While we can gain the sufficient understanding of what may be required in a specific situation through explicit knowledge, the dialogue that develops a designer’s tacit knowledge comes from a sustained first-hand engagement with a specific process. This ‘experience factor’ is a desirable quality. The exceptional designer has often been exposed long enough to the varying processes relative to their skill in order for this inner dialogue to occur. As I suggested earlier, the language associated with printing and other industries closely related to the field of graphic design is of little meaning when used out of context. With this in mind you could also say that an explicit knowledge of graphic design is only partial to finding a successful design solution. You might know all the facts, but tacit knowledge is required also to sense and know where best to apply that knowledge.
Dialogue is important. So often we’re told to colour inside the lines when truth be told we’d probably get to that point ourselves. By allowing this to be a discovery rather than a rule would allow an inner dialogue to take place that leads to greater inner understanding – tacit knowledge. In this way, the design apprentice’s skills become aligned with the needs of the professional environment. Perhaps the request for designers to have prior experience will become less and less necessary, as those individuals looking to apply for work will be of the ‘well-rounded specialist’ variety.

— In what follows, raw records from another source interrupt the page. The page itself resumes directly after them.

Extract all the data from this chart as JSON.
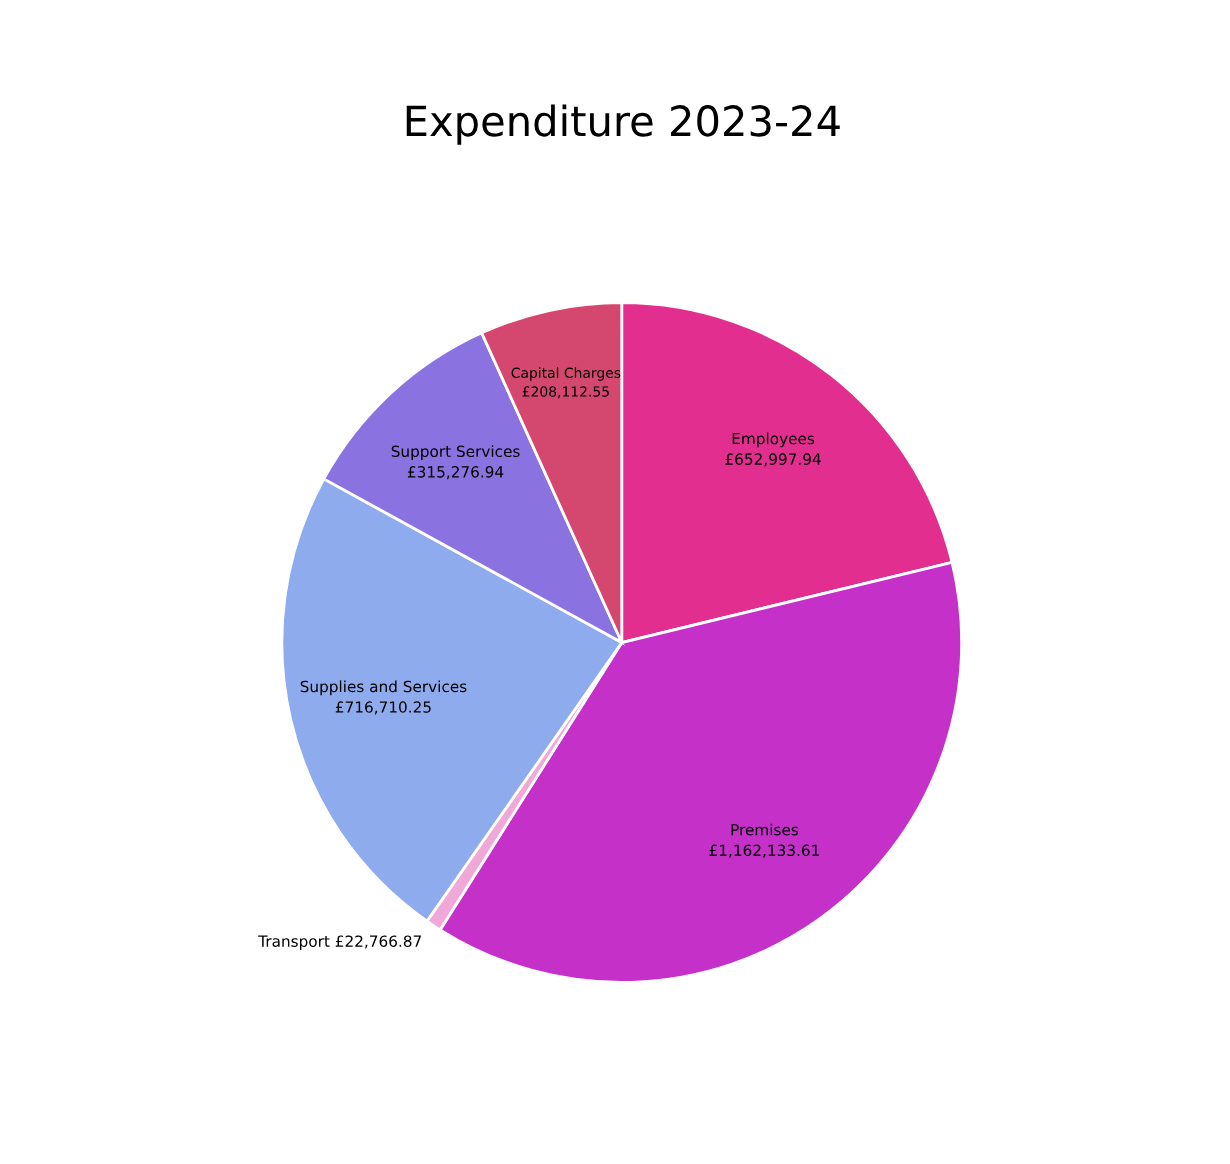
{
  "chart_data": {
    "type": "pie",
    "title": "Expenditure 2023-24",
    "categories": [
      "Employees",
      "Premises",
      "Transport",
      "Supplies and Services",
      "Support Services",
      "Capital Charges"
    ],
    "values": [
      652997.94,
      1162133.61,
      22766.87,
      716710.25,
      315276.94,
      208112.55
    ],
    "value_labels": [
      "£652,997.94",
      "£1,162,133.61",
      "£22,766.87",
      "£716,710.25",
      "£315,276.94",
      "£208,112.55"
    ],
    "colors": [
      "#e22e8f",
      "#c530c9",
      "#f0a8d8",
      "#8eabee",
      "#8a72e0",
      "#d4486f"
    ],
    "legend": false
  }
}
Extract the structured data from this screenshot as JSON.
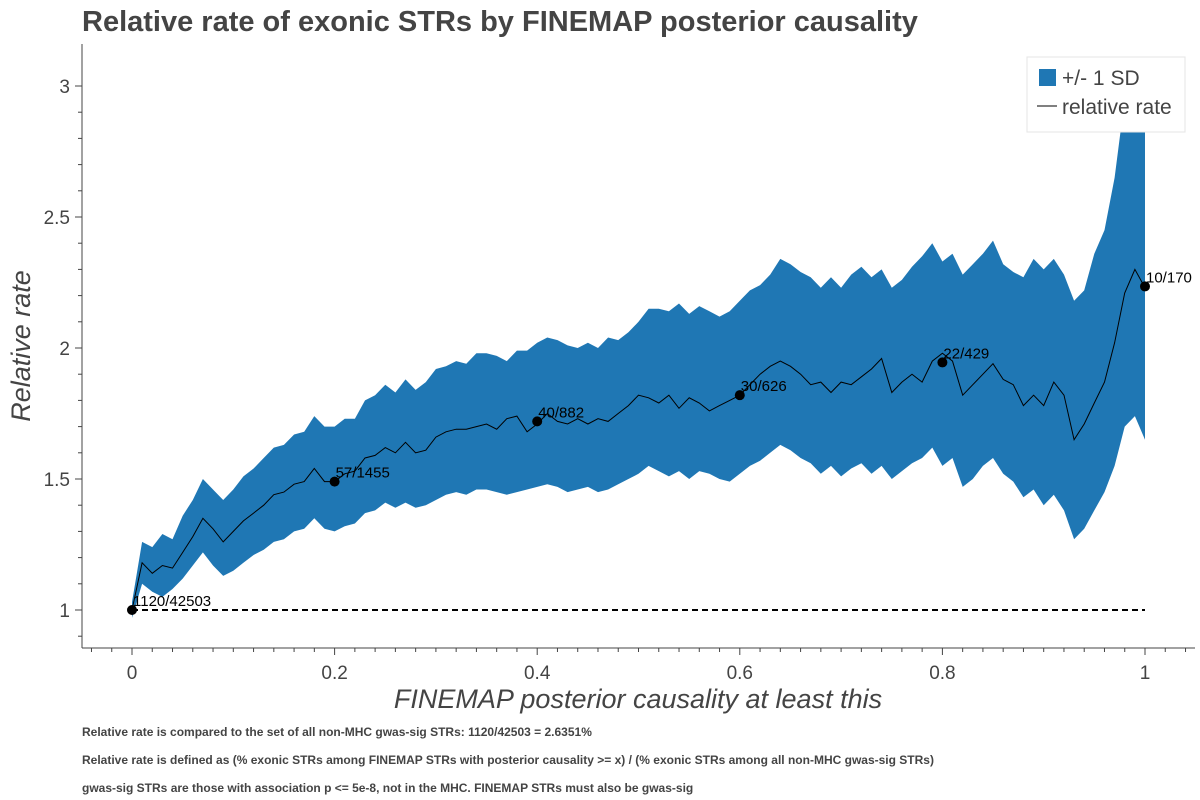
{
  "chart_data": {
    "type": "area",
    "title": "Relative rate of exonic STRs by FINEMAP posterior causality",
    "xlabel": "FINEMAP posterior causality at least this",
    "ylabel": "Relative rate",
    "xlim": [
      -0.05,
      1.05
    ],
    "ylim": [
      0.87,
      3.12
    ],
    "x_ticks": [
      0,
      0.2,
      0.4,
      0.6,
      0.8,
      1
    ],
    "x_tick_labels": [
      "0",
      "0.2",
      "0.4",
      "0.6",
      "0.8",
      "1"
    ],
    "y_ticks": [
      1,
      1.5,
      2,
      2.5,
      3
    ],
    "y_tick_labels": [
      "1",
      "1.5",
      "2",
      "2.5",
      "3"
    ],
    "grid": false,
    "legend_position": "top-right",
    "band_color": "#1f77b4",
    "line_color": "#000000",
    "baseline": 1,
    "series": [
      {
        "name": "+/- 1 SD",
        "kind": "band",
        "x": [
          0,
          0.01,
          0.02,
          0.03,
          0.04,
          0.05,
          0.06,
          0.07,
          0.08,
          0.09,
          0.1,
          0.11,
          0.12,
          0.13,
          0.14,
          0.15,
          0.16,
          0.17,
          0.18,
          0.19,
          0.2,
          0.21,
          0.22,
          0.23,
          0.24,
          0.25,
          0.26,
          0.27,
          0.28,
          0.29,
          0.3,
          0.31,
          0.32,
          0.33,
          0.34,
          0.35,
          0.36,
          0.37,
          0.38,
          0.39,
          0.4,
          0.41,
          0.42,
          0.43,
          0.44,
          0.45,
          0.46,
          0.47,
          0.48,
          0.49,
          0.5,
          0.51,
          0.52,
          0.53,
          0.54,
          0.55,
          0.56,
          0.57,
          0.58,
          0.59,
          0.6,
          0.61,
          0.62,
          0.63,
          0.64,
          0.65,
          0.66,
          0.67,
          0.68,
          0.69,
          0.7,
          0.71,
          0.72,
          0.73,
          0.74,
          0.75,
          0.76,
          0.77,
          0.78,
          0.79,
          0.8,
          0.81,
          0.82,
          0.83,
          0.84,
          0.85,
          0.86,
          0.87,
          0.88,
          0.89,
          0.9,
          0.91,
          0.92,
          0.93,
          0.94,
          0.95,
          0.96,
          0.97,
          0.98,
          0.99,
          1.0
        ],
        "upper": [
          1.03,
          1.26,
          1.24,
          1.29,
          1.27,
          1.36,
          1.42,
          1.5,
          1.46,
          1.42,
          1.46,
          1.51,
          1.54,
          1.58,
          1.62,
          1.63,
          1.67,
          1.68,
          1.74,
          1.7,
          1.7,
          1.73,
          1.73,
          1.8,
          1.82,
          1.86,
          1.83,
          1.88,
          1.84,
          1.87,
          1.92,
          1.93,
          1.95,
          1.94,
          1.98,
          1.98,
          1.97,
          1.95,
          1.99,
          1.99,
          2.02,
          2.04,
          2.03,
          2.01,
          2.0,
          2.02,
          2.0,
          2.04,
          2.03,
          2.06,
          2.1,
          2.15,
          2.15,
          2.14,
          2.17,
          2.13,
          2.16,
          2.14,
          2.12,
          2.14,
          2.18,
          2.22,
          2.24,
          2.28,
          2.34,
          2.32,
          2.29,
          2.27,
          2.23,
          2.27,
          2.23,
          2.28,
          2.31,
          2.27,
          2.3,
          2.23,
          2.26,
          2.31,
          2.35,
          2.4,
          2.33,
          2.36,
          2.28,
          2.32,
          2.36,
          2.41,
          2.32,
          2.29,
          2.27,
          2.34,
          2.3,
          2.34,
          2.28,
          2.18,
          2.22,
          2.36,
          2.45,
          2.65,
          2.95,
          3.08,
          3.08
        ],
        "lower": [
          0.97,
          1.1,
          1.07,
          1.05,
          1.08,
          1.12,
          1.17,
          1.22,
          1.17,
          1.13,
          1.15,
          1.18,
          1.21,
          1.23,
          1.26,
          1.27,
          1.3,
          1.31,
          1.35,
          1.31,
          1.3,
          1.32,
          1.33,
          1.37,
          1.38,
          1.41,
          1.39,
          1.41,
          1.39,
          1.4,
          1.42,
          1.44,
          1.45,
          1.44,
          1.46,
          1.46,
          1.45,
          1.44,
          1.45,
          1.46,
          1.47,
          1.48,
          1.47,
          1.45,
          1.46,
          1.47,
          1.45,
          1.46,
          1.48,
          1.5,
          1.52,
          1.55,
          1.53,
          1.51,
          1.53,
          1.5,
          1.53,
          1.52,
          1.5,
          1.49,
          1.52,
          1.55,
          1.57,
          1.6,
          1.63,
          1.61,
          1.58,
          1.56,
          1.52,
          1.55,
          1.51,
          1.54,
          1.56,
          1.52,
          1.55,
          1.5,
          1.53,
          1.56,
          1.58,
          1.62,
          1.55,
          1.58,
          1.47,
          1.5,
          1.55,
          1.58,
          1.52,
          1.49,
          1.43,
          1.46,
          1.4,
          1.44,
          1.38,
          1.27,
          1.31,
          1.38,
          1.45,
          1.55,
          1.7,
          1.74,
          1.65
        ]
      },
      {
        "name": "relative rate",
        "kind": "line",
        "x": [
          0,
          0.01,
          0.02,
          0.03,
          0.04,
          0.05,
          0.06,
          0.07,
          0.08,
          0.09,
          0.1,
          0.11,
          0.12,
          0.13,
          0.14,
          0.15,
          0.16,
          0.17,
          0.18,
          0.19,
          0.2,
          0.21,
          0.22,
          0.23,
          0.24,
          0.25,
          0.26,
          0.27,
          0.28,
          0.29,
          0.3,
          0.31,
          0.32,
          0.33,
          0.34,
          0.35,
          0.36,
          0.37,
          0.38,
          0.39,
          0.4,
          0.41,
          0.42,
          0.43,
          0.44,
          0.45,
          0.46,
          0.47,
          0.48,
          0.49,
          0.5,
          0.51,
          0.52,
          0.53,
          0.54,
          0.55,
          0.56,
          0.57,
          0.58,
          0.59,
          0.6,
          0.61,
          0.62,
          0.63,
          0.64,
          0.65,
          0.66,
          0.67,
          0.68,
          0.69,
          0.7,
          0.71,
          0.72,
          0.73,
          0.74,
          0.75,
          0.76,
          0.77,
          0.78,
          0.79,
          0.8,
          0.81,
          0.82,
          0.83,
          0.84,
          0.85,
          0.86,
          0.87,
          0.88,
          0.89,
          0.9,
          0.91,
          0.92,
          0.93,
          0.94,
          0.95,
          0.96,
          0.97,
          0.98,
          0.99,
          1.0
        ],
        "y": [
          1.0,
          1.18,
          1.14,
          1.17,
          1.16,
          1.22,
          1.28,
          1.35,
          1.31,
          1.26,
          1.3,
          1.34,
          1.37,
          1.4,
          1.44,
          1.45,
          1.48,
          1.49,
          1.54,
          1.49,
          1.49,
          1.52,
          1.53,
          1.58,
          1.59,
          1.62,
          1.6,
          1.64,
          1.6,
          1.61,
          1.66,
          1.68,
          1.69,
          1.69,
          1.7,
          1.71,
          1.69,
          1.73,
          1.74,
          1.68,
          1.71,
          1.75,
          1.72,
          1.71,
          1.73,
          1.71,
          1.73,
          1.72,
          1.75,
          1.78,
          1.82,
          1.81,
          1.79,
          1.82,
          1.77,
          1.81,
          1.79,
          1.76,
          1.78,
          1.8,
          1.82,
          1.86,
          1.9,
          1.93,
          1.95,
          1.93,
          1.9,
          1.86,
          1.87,
          1.83,
          1.87,
          1.86,
          1.89,
          1.92,
          1.96,
          1.83,
          1.87,
          1.9,
          1.87,
          1.95,
          1.98,
          1.95,
          1.82,
          1.86,
          1.9,
          1.94,
          1.88,
          1.86,
          1.78,
          1.82,
          1.78,
          1.87,
          1.82,
          1.65,
          1.71,
          1.79,
          1.87,
          2.02,
          2.21,
          2.3,
          2.23
        ]
      }
    ],
    "points": [
      {
        "x": 0.0,
        "y": 1.0,
        "label": "1120/42503"
      },
      {
        "x": 0.2,
        "y": 1.49,
        "label": "57/1455"
      },
      {
        "x": 0.4,
        "y": 1.72,
        "label": "40/882"
      },
      {
        "x": 0.6,
        "y": 1.82,
        "label": "30/626"
      },
      {
        "x": 0.8,
        "y": 1.945,
        "label": "22/429"
      },
      {
        "x": 1.0,
        "y": 2.235,
        "label": "10/170"
      }
    ]
  },
  "notes": [
    "Relative rate is compared to the set of all non-MHC gwas-sig STRs: 1120/42503 = 2.6351%",
    "Relative rate is defined as (% exonic STRs among FINEMAP STRs with posterior causality >= x) / (% exonic STRs among all non-MHC gwas-sig STRs)",
    "gwas-sig STRs are those with association p <= 5e-8, not in the MHC. FINEMAP STRs must also be gwas-sig"
  ]
}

There’s clearly a reason why graphic design grew into its own profession. It’s not feasible for every novice visual communicator to be able to hold their own in a print shop. However, they should be able to speak the associated language that only comes from a first-hand encounter: thinking with the hands, learning with the hands, doing with the hands. Performing the same task over and over again creates not only a strong skill set it creates a strong process. A designer will eventually be able to see and feel the direction they need to head in, as each step of the process unfolds into the next. The same concept applies for web / interactive design and other disciplines. If design is a way of thinking then it becomes a way of life, a way of feeling. What good is an architect who has no understanding of the properties of steel and concrete? We’re not helping our profession if all we can claim to be is quick with a mouse.